— Ты был там. Это ты все время спрашивал у Палтая жила ли я одна или с кем-то. И когда он отвечал тебе, что жила я со всем миром и в тоже время отдельно как остров, ты спрашивал, а кто конкретно составлял мой мир. В моем доме частенько останавливаются русские, аквалангисты любят его, но никому в голову не приходило учинять такой допрос. Ты, только ты и мог, спрашивал, что я любила. И Палтай отвечал, что я любила смотреть на гору. Но было влажно и горы не было видно. Твой друг изнывал то скуки, приставая к местным тайкам, как к проституткам. Палтай с трудом блокировал его то алкоголем, то, намечая ему окольные пути, а ты, не обращал на все это внимания, постоянно оказывался на террасе, ожидая увидеть гору. Ты увидел её. А дальше что? Дальше наплел тут же с три короба про свои возможности, вошел в доверие к Палтаю и Пинджо, забрал мои картины… Перекрестился на гору перед отъездом…
— Чего? Я и без того ни на что не крещусь, а чтобы ещё на какую-то гору?! — С ужасом уставился он на нее. Пот покатил. Она говорила ему такие подробности, которые не подметили знакомые ему люди, они доложили бы о другом.
— Ты был прав. Это была необычная гора. Она никогда не прорисовывалась четко, как вроде бы: и есть, и нету. Но она была, и в тоже время, в сущности, была миражом. Шелковым… Я медитровала на нее. И это ты вызвал у Палтая, когда начал говорить о сексе, о том, что в Таиланде без этого невозможно, усмешку над своей уверенностью в том, что ты знаешь, без чего не может человек… Он показал тебе на гору и сказал, что настоящий человек больше своего тела — тело лишь материализация поля его духа, как та гора, которая в принципе существует, но для того, что бы видеть её всю, вовсе не надо ползать по ней. Ты все как будто понимал и даже удивлял Палтая, хотя его трудно чем-либо удивить, он прошел столько практик и посвящений…
— Где?! — Он испугался, что она не простит его вторжение в её иной мир, возненавидит в одну секунду, подумав, что все расспросы о её жизни были сплошным лицемерием, только ради того чтобы стать владельцем её картин, то есть сделать её зависимой от него. Потому что так, действительно, ему захотелось тогда. Но теперь он уже не знал, зачем сделал это.
Что было в его жизни — женщины, которым нужно все — а на самом деле ерунда, — все, что им нужно — можно купить. Или Тоня, которой ничего не было нужно, и вдруг она — которой нужно так много… Что и дающего не заметит. А он хотел, чтоб заметила, отметила!.. И отметился вот-с… Ему хотелось показать ей, что все её проблемы для него решаются легко: диван нужен — вот диван, жаль, машину не успел купить раньше её, картины переправить не можешь — да это ему ничего не будет стоить — отдохнуть, покататься, поговорить со своими ребятами, дать взятку на таможне… Он хотел показать ей!.. Но что он хотел показать — уже не понимал. Чего вообще хотел? Зачем так много приложил стараний?.. И вдруг спросил сам себя: "Что мне больше делать нечего что ли?.." И ужаснулся тому, что возможное «да» может стать единственно правильным ответом.

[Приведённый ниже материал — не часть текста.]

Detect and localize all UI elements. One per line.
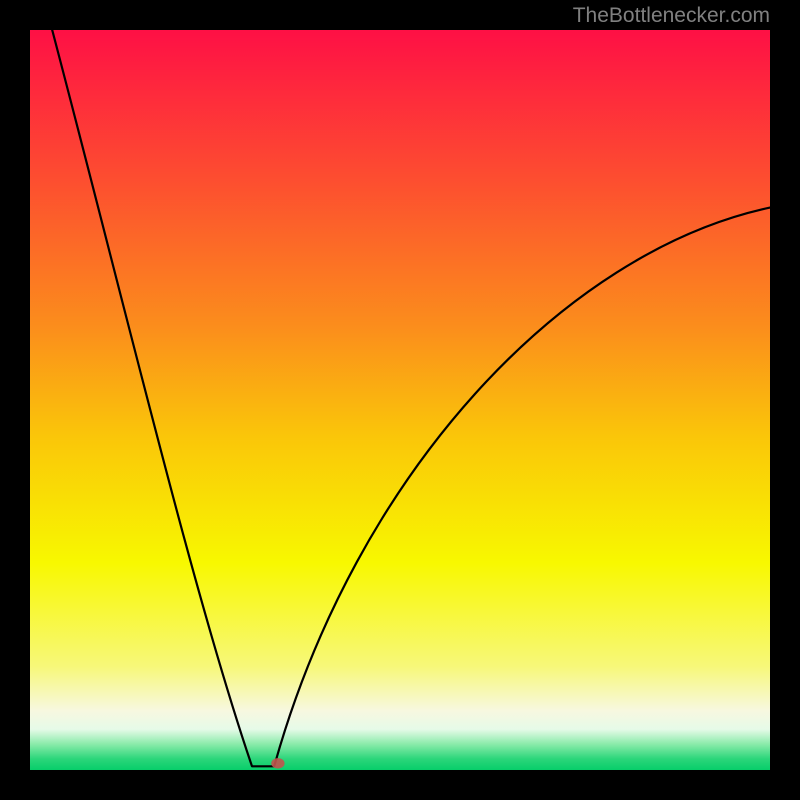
optimal-point-marker: [271, 758, 284, 768]
watermark: TheBottlenecker.com: [573, 4, 770, 28]
stage: TheBottlenecker.com: [0, 0, 800, 800]
plot-background: [30, 30, 770, 770]
plot-svg: [0, 0, 800, 800]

Он натолкнулся на её взгляд и вспомнил, как рассказывал Потап какой она была, когда он видел её в последний раз в пристанционном кафе в городке, где всегда льют дожди… Показалось, что сейчас кто-то загонит его в некий метафизический картофельный мешок, и отправит навсегда в никуда.
— Но я люблю тебя, Вика! — выговорил он с трудом, цепляясь за последний шанс придать хоть какой-то смысл происходящему.
Она закивала, но казалось, его слова не доходит до нее.
Поехали ко мне? — Он словно выдыхал каждое слово, но вдруг нашелся: А потом в Париж! А что?! Поехали в Париж в июне?
— Дожить бы до понедельника. — Мрачно усмехнулась Виктория и встала.
— У меня машина с водителем, я подвезу.
— Я сама себе водитель. — Перед с ним стояла вовсе не та Виктория, которая тепло и ясно проболтала с ним всю ночь. Не та, которая поманила его в неизвестную страну, и окрасила её своим романтическим взглядом. Не художница, пачкавшая красками веранду, травы, листву тропического сада, и вглядывавшаяся в гору, словно буддистский святой, — а столь сильная женщина, что чужая.
— Но ты же пила! Ты так не доедешь до своего понедельника! воскликнул он из последних сил.
— А я теперь вообще без ста грамм сухого за руль не сажусь.